3. We then request that the court allow the new non-profit corporation, Red Sox Nation, Inc., or the Massachusetts’ Attorney General, or other such governmental agency to sue Major League Baseball to revise its ownership rules to allow a the fans who own shares in Red Sox Nation, Inc., to run the Red Sox team as a non-profit fan-owned holding company.
4. We further petition to model our Red Sox Nation, Inc. corporation after the Green Bay Packers, Inc. by likewise selling shares to the public in our nonprofit holding company that would operate the Boston Red Sox, Inc., in the same manner as the Green Bay Packers or FC Barcelona. The initial offering would be 11 million shares at $91.18 each with a limit of 10 shares per buyer.
5. The new Boston Red Sox, Inc. would purchase the Boston Red Sox team, Fenway Park, NESN and any other baseball-related entities, but not any soccer-related entities, from the current ownership, the Fenway Sports Group, for a fair market price for the team, currently estimated @ $1.3 Billion, less the appraised value of the soccer team known as Liverpool F.C., as well as any other entities not related or required by the Boston Red Sox.

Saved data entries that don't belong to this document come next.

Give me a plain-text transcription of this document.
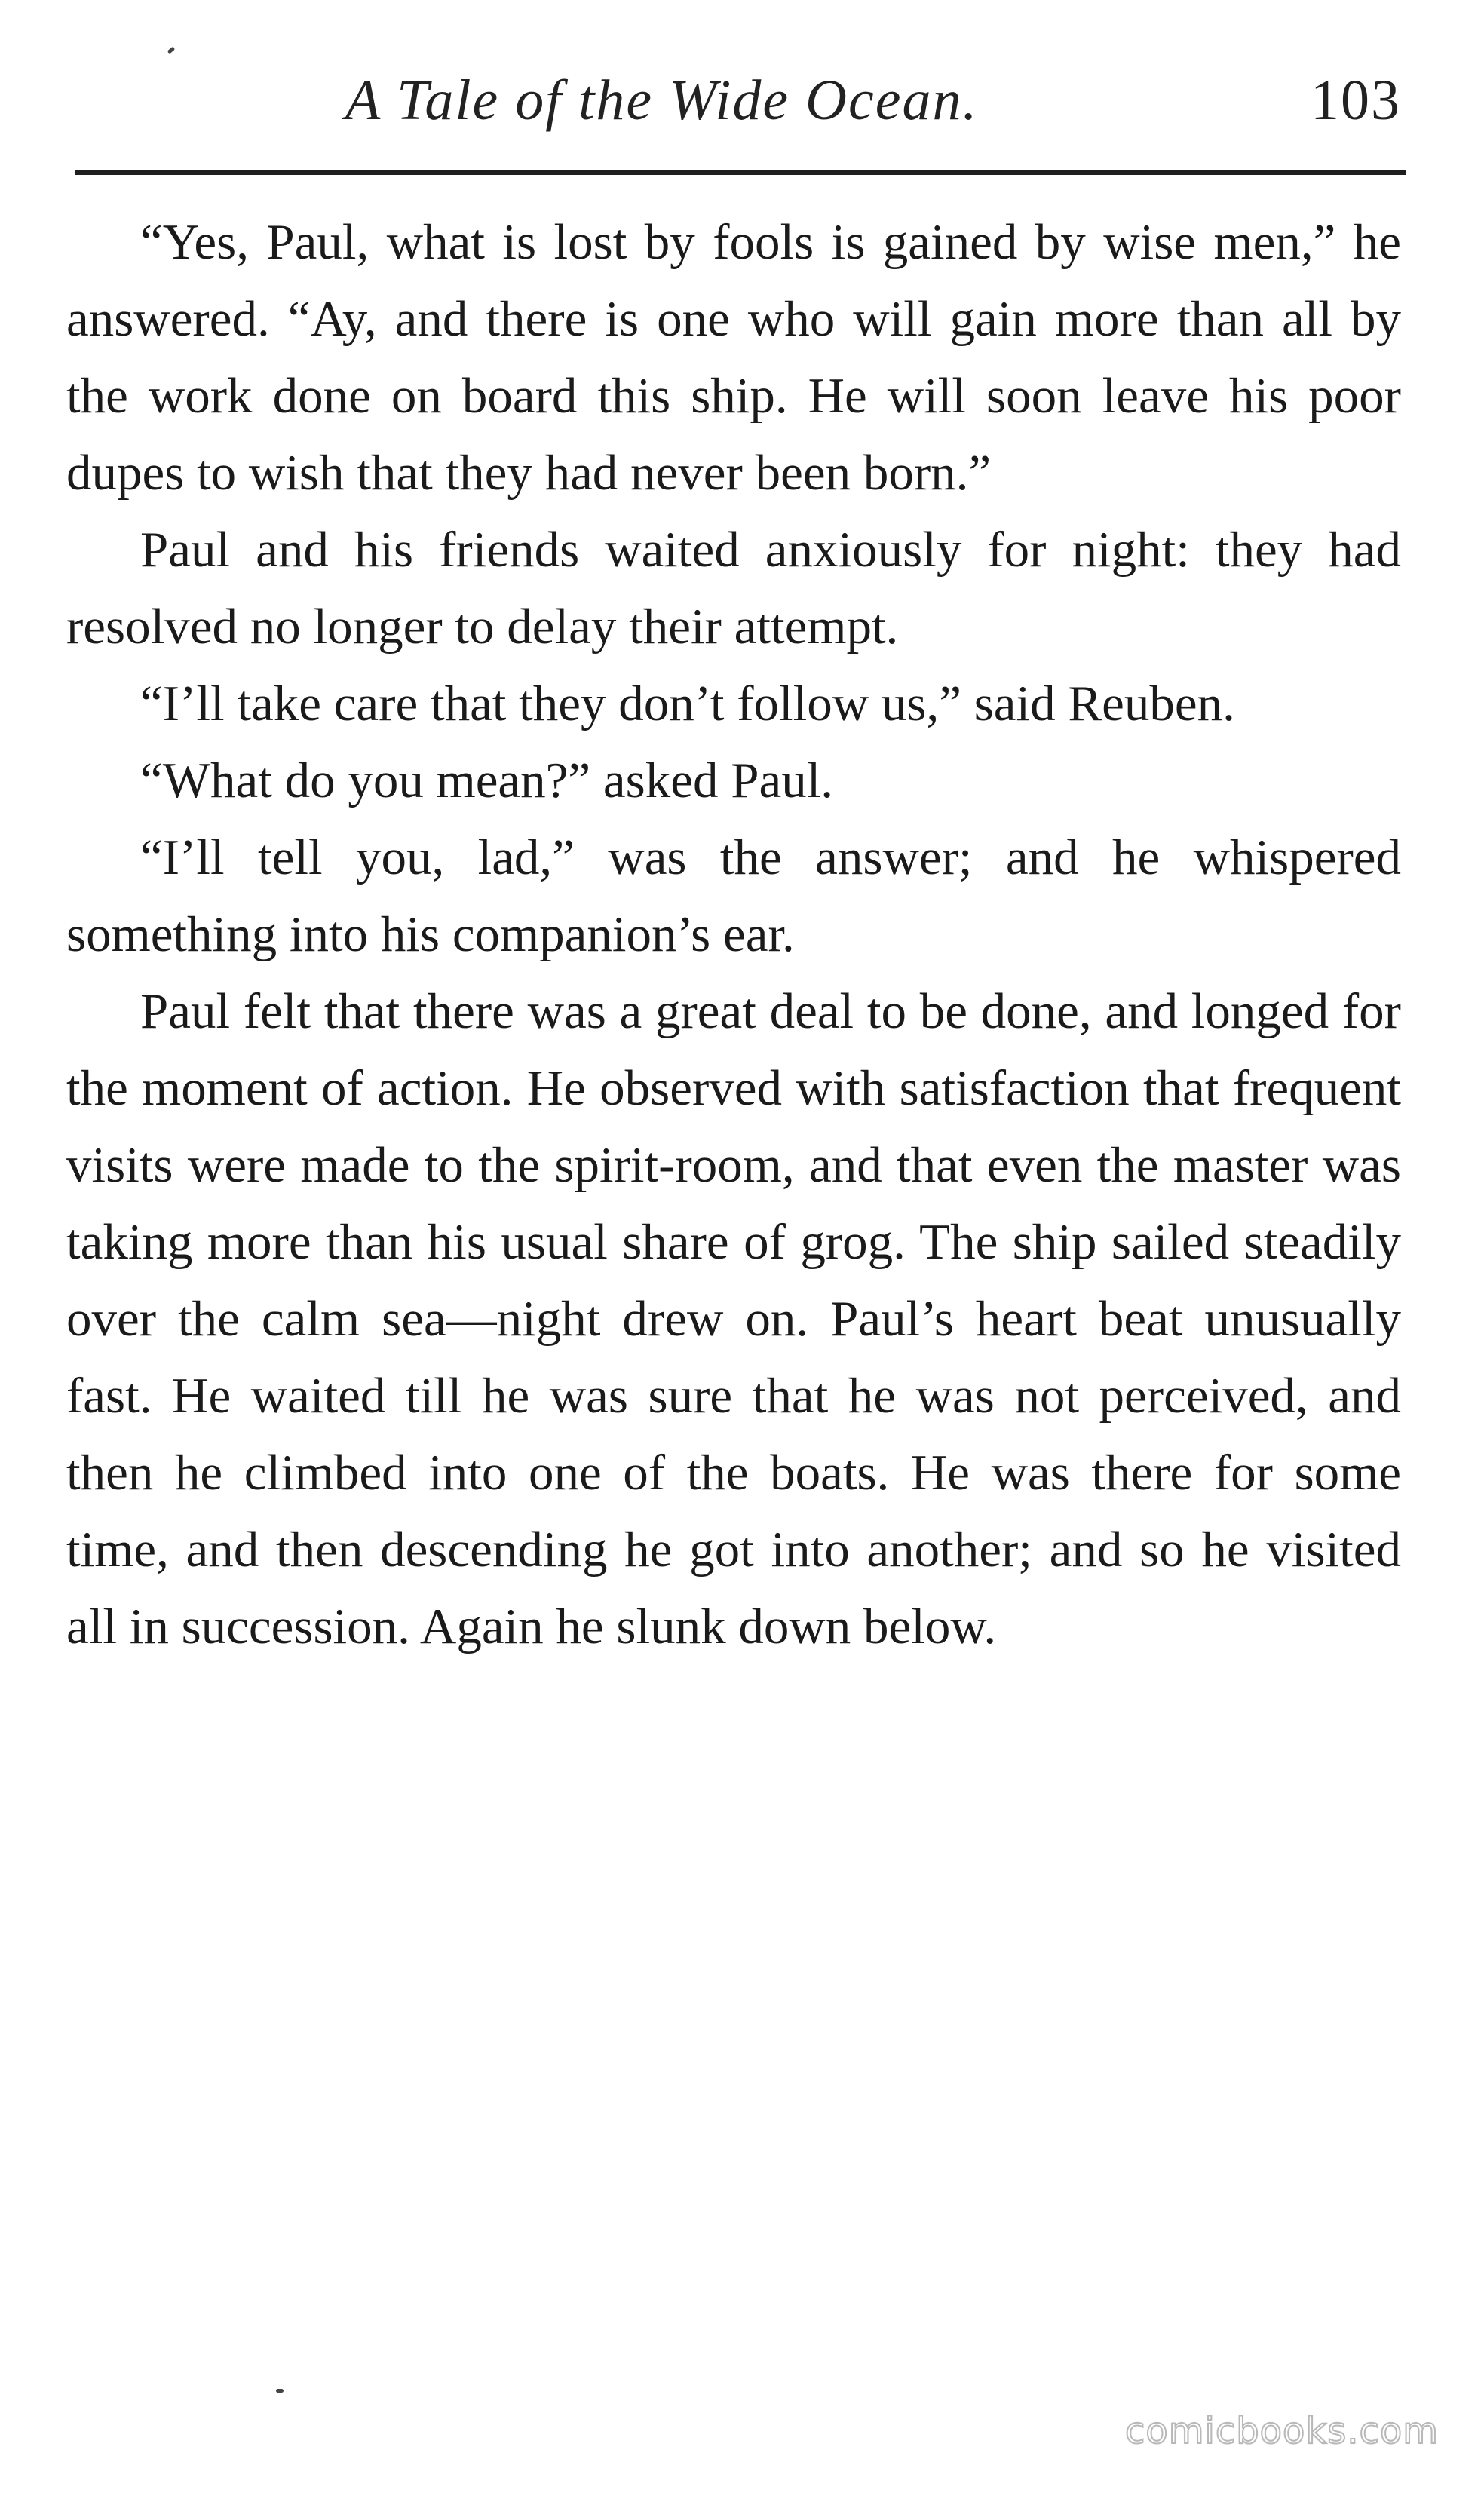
A Tale of the Wide Ocean.	103

“Yes, Paul, what is lost by fools is gained by wise men,” he answered. “Ay, and there is one who will gain more than all by the work done on board this ship. He will soon leave his poor dupes to wish that they had never been born.”

Paul and his friends waited anxiously for night: they had resolved no longer to delay their attempt.

“I’ll take care that they don’t follow us,” said Reuben.

“What do you mean?” asked Paul.

“I’ll tell you, lad,” was the answer; and he whispered something into his companion’s ear.

Paul felt that there was a great deal to be done, and longed for the moment of action. He observed with satisfaction that frequent visits were made to the spirit-room, and that even the master was taking more than his usual share of grog. The ship sailed steadily over the calm sea—night drew on. Paul’s heart beat unusually fast. He waited till he was sure that he was not perceived, and then he climbed into one of the boats. He was there for some time, and then descending he got into another; and so he visited all in succession. Again he slunk down below.

comicbooks.com
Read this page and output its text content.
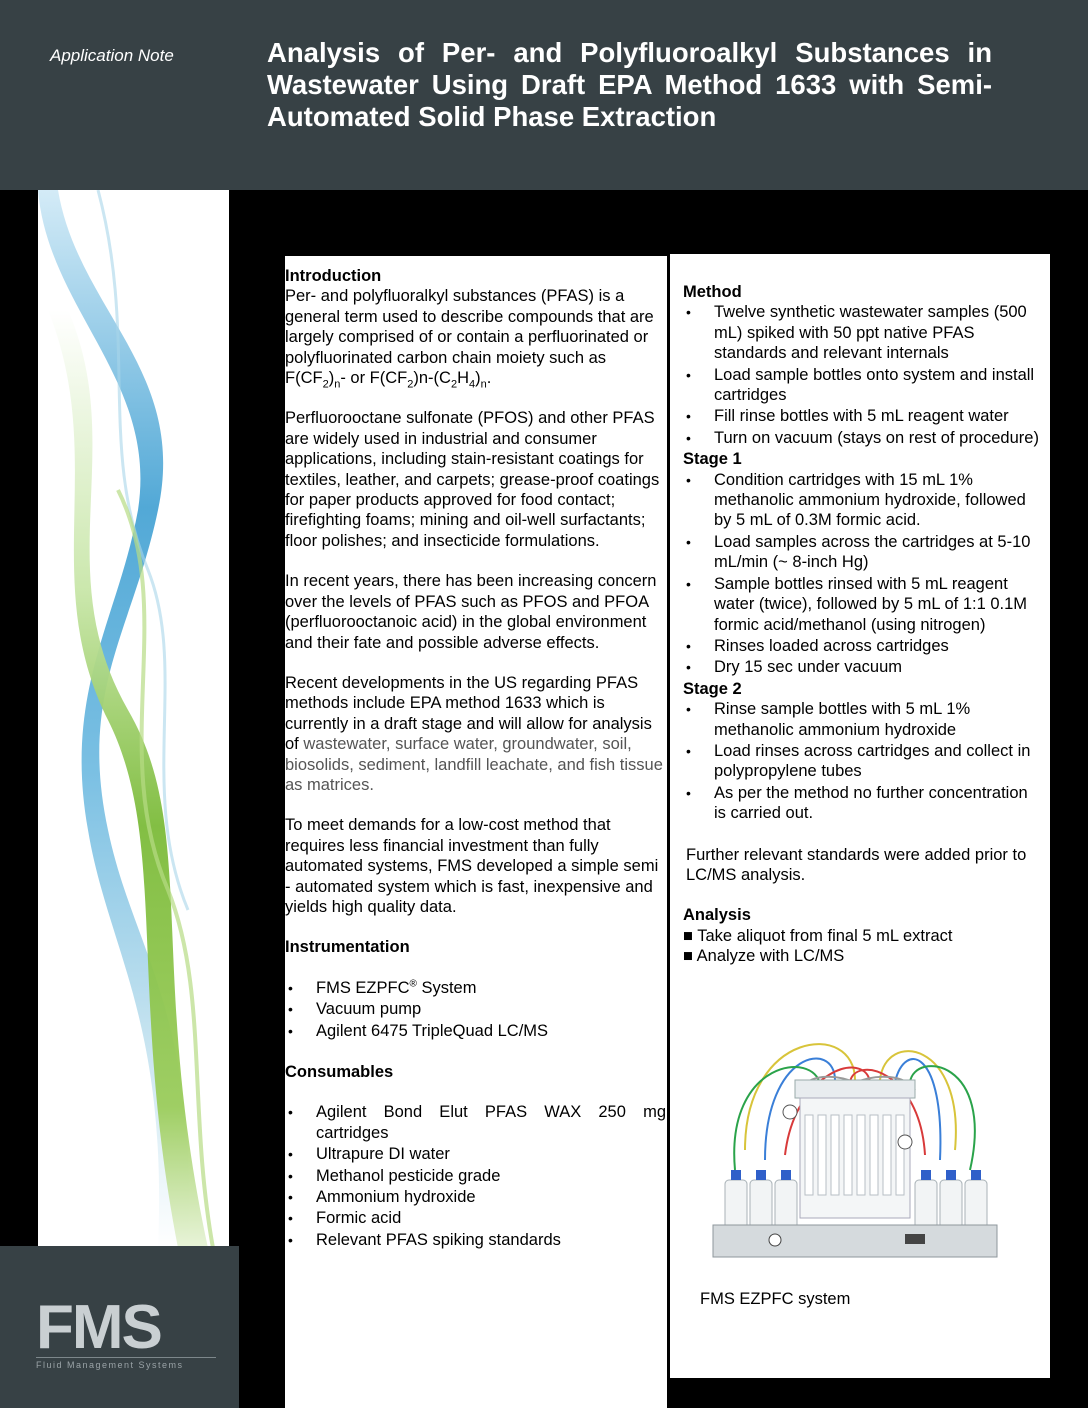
Application Note	Analysis of Per- and Polyfluoroalkyl Substances in Wastewater Using Draft EPA Method 1633 with Semi-Automated Solid Phase Extraction
FMS
Fluid Management Systems
Introduction

Per- and polyfluoralkyl substances (PFAS) is a general term used to describe compounds that are largely comprised of or contain a perfluorinated or polyfluorinated carbon chain moiety such as $F(CF_2)_n-$ or $F(CF_2)n-(C_2H_4)_n$.

Perfluorooctane sulfonate (PFOS) and other PFAS are widely used in industrial and consumer applications, including stain-resistant coatings for textiles, leather, and carpets; grease-proof coatings for paper products approved for food contact; firefighting foams; mining and oil-well surfactants; floor polishes; and insecticide formulations.

In recent years, there has been increasing concern over the levels of PFAS such as PFOS and PFOA (perfluorooctanoic acid) in the global environment and their fate and possible adverse effects.

Recent developments in the US regarding PFAS methods include EPA method 1633 which is currently in a draft stage and will allow for analysis of wastewater, surface water, groundwater, soil, biosolids, sediment, landfill leachate, and fish tissue as matrices.

To meet demands for a low-cost method that requires less financial investment than fully automated systems, FMS developed a simple semi - automated system which is fast, inexpensive and yields high quality data.

Instrumentation
• FMS EZPFC® System
• Vacuum pump
• Agilent 6475 TripleQuad LC/MS
Consumables
• Agilent Bond Elut PFAS WAX 250 mg cartridges
• Ultrapure DI water
• Methanol pesticide grade
• Ammonium hydroxide
• Formic acid
• Relevant PFAS spiking standards
Method
• Twelve synthetic wastewater samples (500 mL) spiked with 50 ppt native PFAS standards and relevant internals
• Load sample bottles onto system and install cartridges
• Fill rinse bottles with 5 mL reagent water
• Turn on vacuum (stays on rest of procedure)
Stage 1
• Condition cartridges with 15 mL 1% methanolic ammonium hydroxide, followed by 5 mL of 0.3M formic acid.
• Load samples across the cartridges at 5-10 mL/min (~ 8-inch Hg)
• Sample bottles rinsed with 5 mL reagent water (twice), followed by 5 mL of 1:1 0.1M formic acid/methanol (using nitrogen)
• Rinses loaded across cartridges
• Dry 15 sec under vacuum
Stage 2
• Rinse sample bottles with 5 mL 1% methanolic ammonium hydroxide
• Load rinses across cartridges and collect in polypropylene tubes
• As per the method no further concentration is carried out.

Further relevant standards were added prior to LC/MS analysis.

Analysis

■ Take aliquot from final 5 mL extract

■ Analyze with LC/MS

FMS EZPFC system
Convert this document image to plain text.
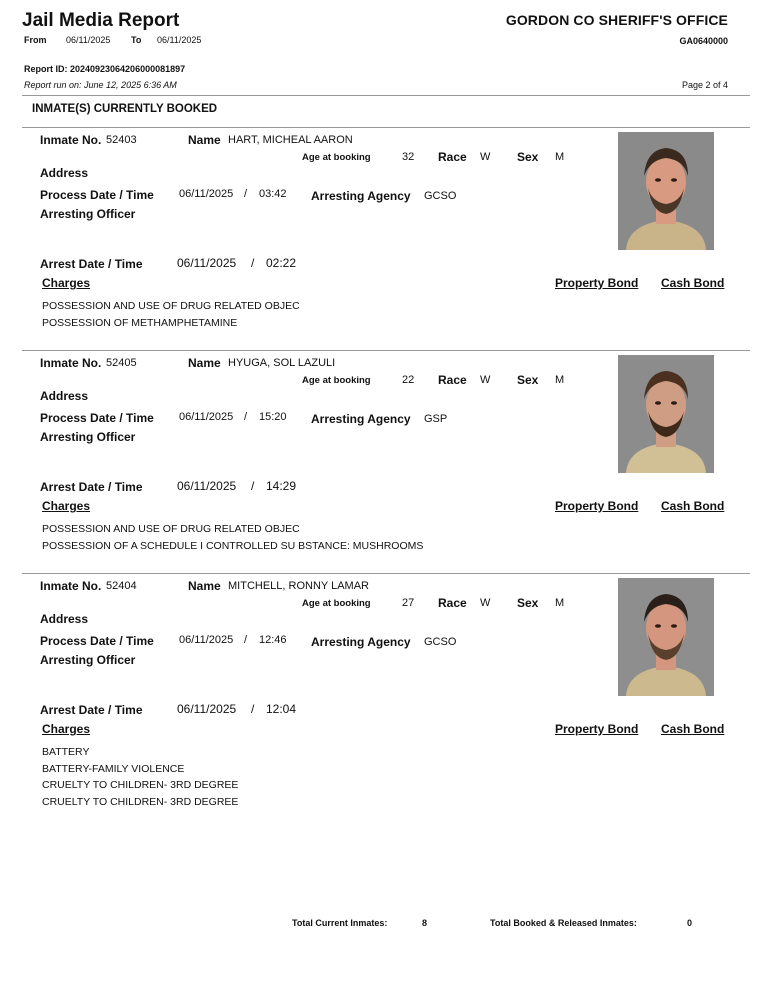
Jail Media Report
From 06/11/2025 To 06/11/2025
GORDON CO SHERIFF'S OFFICE
GA0640000
Report ID: 20240923064206000081897
Report run on: June 12, 2025 6:36 AM	Page 2 of 4
INMATE(S) CURRENTLY BOOKED
Inmate No. 52403	Name HART, MICHEAL AARON
Age at booking	32 Race W Sex M
Address
Process Date / Time 06/11/2025 / 03:42 Arresting Agency GCSO
Arresting Officer
Arrest Date / Time	06/11/2025 / 02:22
Charges	Property Bond Cash Bond
POSSESSION AND USE OF DRUG RELATED OBJEC
POSSESSION OF METHAMPHETAMINE
Inmate No. 52405	Name HYUGA, SOL LAZULI
Age at booking	22 Race W Sex M
Address
Process Date / Time 06/11/2025 / 15:20 Arresting Agency GSP
Arresting Officer
Arrest Date / Time	06/11/2025 / 14:29
Charges	Property Bond Cash Bond
POSSESSION AND USE OF DRUG RELATED OBJEC
POSSESSION OF A SCHEDULE I CONTROLLED SU BSTANCE: MUSHROOMS
Inmate No. 52404	Name MITCHELL, RONNY LAMAR
Age at booking	27 Race W Sex M
Address
Process Date / Time 06/11/2025 / 12:46 Arresting Agency GCSO
Arresting Officer
Arrest Date / Time	06/11/2025 / 12:04
Charges	Property Bond Cash Bond
BATTERY
BATTERY-FAMILY VIOLENCE
CRUELTY TO CHILDREN- 3RD DEGREE
CRUELTY TO CHILDREN- 3RD DEGREE
Total Current Inmates:	8	Total Booked & Released Inmates:	0
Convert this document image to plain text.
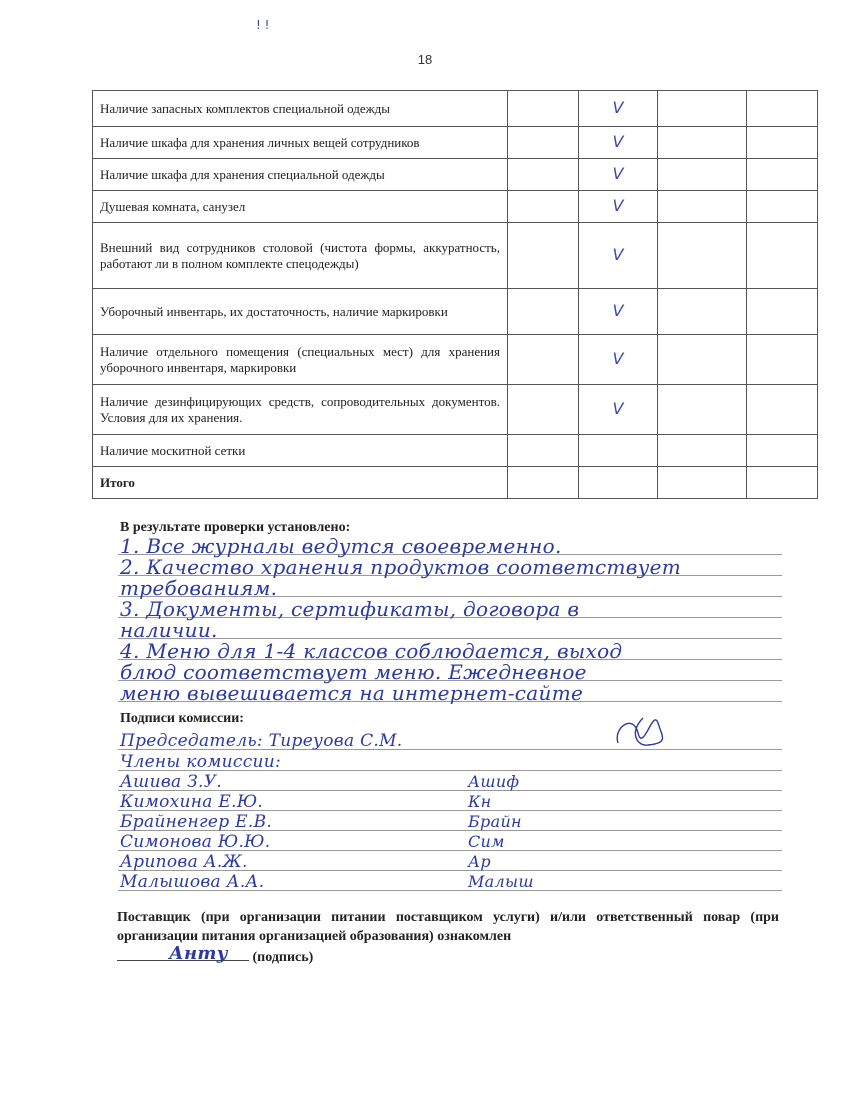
! !
18
Наличие запасных комплектов специальной одежды		V		
Наличие шкафа для хранения личных вещей сотрудников		V		
Наличие шкафа для хранения специальной одежды		V		
Душевая комната, санузел		V		
Внешний вид сотрудников столовой (чистота формы, аккуратность, работают ли в полном комплекте спецодежды)		V		
Уборочный инвентарь, их достаточность, наличие маркировки		V		
Наличие отдельного помещения (специальных мест) для хранения уборочного инвентаря, маркировки		V		
Наличие дезинфицирующих средств, сопроводительных документов. Условия для их хранения.		V		
Наличие москитной сетки				
Итого				
В результате проверки установлено:
1. Все журналы ведутся своевременно.
2. Качество хранения продуктов соответствует
требованиям.
3. Документы, сертификаты, договора в
наличии.
4. Меню для 1-4 классов соблюдается, выход
блюд соответствует меню. Ежедневное
меню вывешивается на интернет-сайте
Подписи комиссии:
Председатель: Тиреуова С.М.
Члены комиссии:
Ашива З.У.	Ашиф
Кимохина Е.Ю.	Кн
Брайненгер Е.В.	Брайн
Симонова Ю.Ю.	Сим
Арипова А.Ж.	Ар
Малышова А.А.	Малыш
Поставщик (при организации питании поставщиком услуги) и/или ответственный повар (при организации питания организацией образования) ознакомлен

Анту (подпись)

Respectfully submitted by the following undersigned citizens of Red Sox Nation.
And now, your humble scribe must return to the unending search for truth and justice for our next article on the Bosox Injection. Mr. Styalko, our Editor in Chief always kindly reminds us with a smile: we’re making the big money and, “To whom much is given, much is expected.”
We are hopeful that someone will pick up the ball and run with a petition, so the fans can own their Red Sox.
We have applied a strip of masking tape to a Ball jar and marked it “Red Sox: $91.18.”
When someone has the time, we’ll have that money.